SH: You’ve travelled to do research. Could you tell me a little bit about your fieldwork in Romania?

SK: Yes, that was a very exciting time, because I was doing my PhD research in Romania after the 1989 Revolution, when the country itself was thinking, ‘How do we re-orientate ourselves?’ I was essentially trying to find things that had been forgotten, or hidden away, or dismissed because they weren’t ideologically acceptable. It took a lot of time to find basic information. I didn’t have the internet, and a lot of my research was the meticulous searching of documents, looking for dates, looking for evidence.

SH: How did you find out about these objects?

SK: Well, first of all, there was a big lacuna in the available literature on Central and Eastern Europe at the turn of the twentieth century. I couldn’t understand why nobody had written about Romania until I got there, and realised there was either no information available, or the existing information was very ideologically skewed. The turn of the century was considered by the communists to be a time of bourgeois capitalist production of art, so much of what I was interested in was written out of the history books.

But while I was in Romania – actually, I taught English there in the summers as an undergrad – I kept coming across things that I thought were hugely exciting, but could never find any information on.
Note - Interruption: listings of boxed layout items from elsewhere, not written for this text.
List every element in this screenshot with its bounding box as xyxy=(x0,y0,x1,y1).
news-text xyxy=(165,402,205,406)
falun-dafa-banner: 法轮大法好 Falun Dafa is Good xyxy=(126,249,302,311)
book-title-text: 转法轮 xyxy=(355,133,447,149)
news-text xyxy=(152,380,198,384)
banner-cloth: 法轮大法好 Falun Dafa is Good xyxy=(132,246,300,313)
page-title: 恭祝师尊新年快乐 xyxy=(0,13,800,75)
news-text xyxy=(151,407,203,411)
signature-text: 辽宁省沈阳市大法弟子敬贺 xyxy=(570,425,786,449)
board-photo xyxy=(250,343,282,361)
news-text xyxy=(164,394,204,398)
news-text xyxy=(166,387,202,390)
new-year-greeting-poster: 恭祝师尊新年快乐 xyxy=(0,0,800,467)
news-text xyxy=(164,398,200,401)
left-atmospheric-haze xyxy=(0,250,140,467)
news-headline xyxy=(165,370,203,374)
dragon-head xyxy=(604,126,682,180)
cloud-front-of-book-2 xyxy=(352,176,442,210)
Gustav Klimt, Decoration for the theatre in Castle Peles, Sinai, 1884

Gustav Klimt, Decoration for the theatre in Castle Peles, Sinai, 1884

SH: Like works of art and buildings?

SK: Yes, buildings, works of art. Finally, when I began to get inside the royal palaces in particular, and realised what a fabulous wealth of material there was, then my job became an attempt to construct a kind of basic narrative. I wasn’t building on anybody else’s work, because there wasn’t any work. So a lot of my research was knocking on doors, making friends, just trying to get access to collections and archives themselves. In the libraries there were whole sections that had been forbidden under the former regime, and so many of the things I was finally allowed to see had big labels on them saying ‘interzis’ (forbidden), which always gave a little thrill.

Much of the design I looked at had been commissioned by the royal family. I was particularly interested in Marie, the British Queen of Romania (1875-1938), the daughter of the Duke of Edinburgh. She was very artistic and very artistically aware, and invited some of the leading international designers of the time to come to Romania to decorate her palaces. She was also a fairly prolific writer, and collaborated with illustrators like Edmund Dulac and Mabel Lucie Attwell.

I found the evidence of works by Baillie Scott, the British Arts and Crafts architect, as well as by key Art Nouveau designers like Alphonse Mucha and Émile Gallé. But one of my most exciting moments, in the early years of my research, was coming across a body of work by the artists’ company of Gustav Klimt, his brother Ernst and Franz Matsch that had been pretty much overlooked by scholarship simply because people in the West couldn’t get access to it, and scholars in Romania hadn’t been allowed to talk about it in any meaningful way.

SH: Do you have any advice for Art History students who are worried about finding their way after graduation?

SK: I would say, trumpet your strengths, forget your weaknesses, seize every opportunity, and just believe in yourself. You are very well-qualified and Art History gives you excellent transferable skills.

SH: What are some things students can do before graduation to prepare themselves for a career afterwards?

SK: Make the most of all the extra-curricular opportunities at St. Andrews. Get involved in societies, show initiative, have a chance at leadership. Make the most of your holidays if you can: do an internship, or work experience, or try and find interesting paid work if you can, showing that beyond your degree, you’ve demonstrated initiative and wider interests.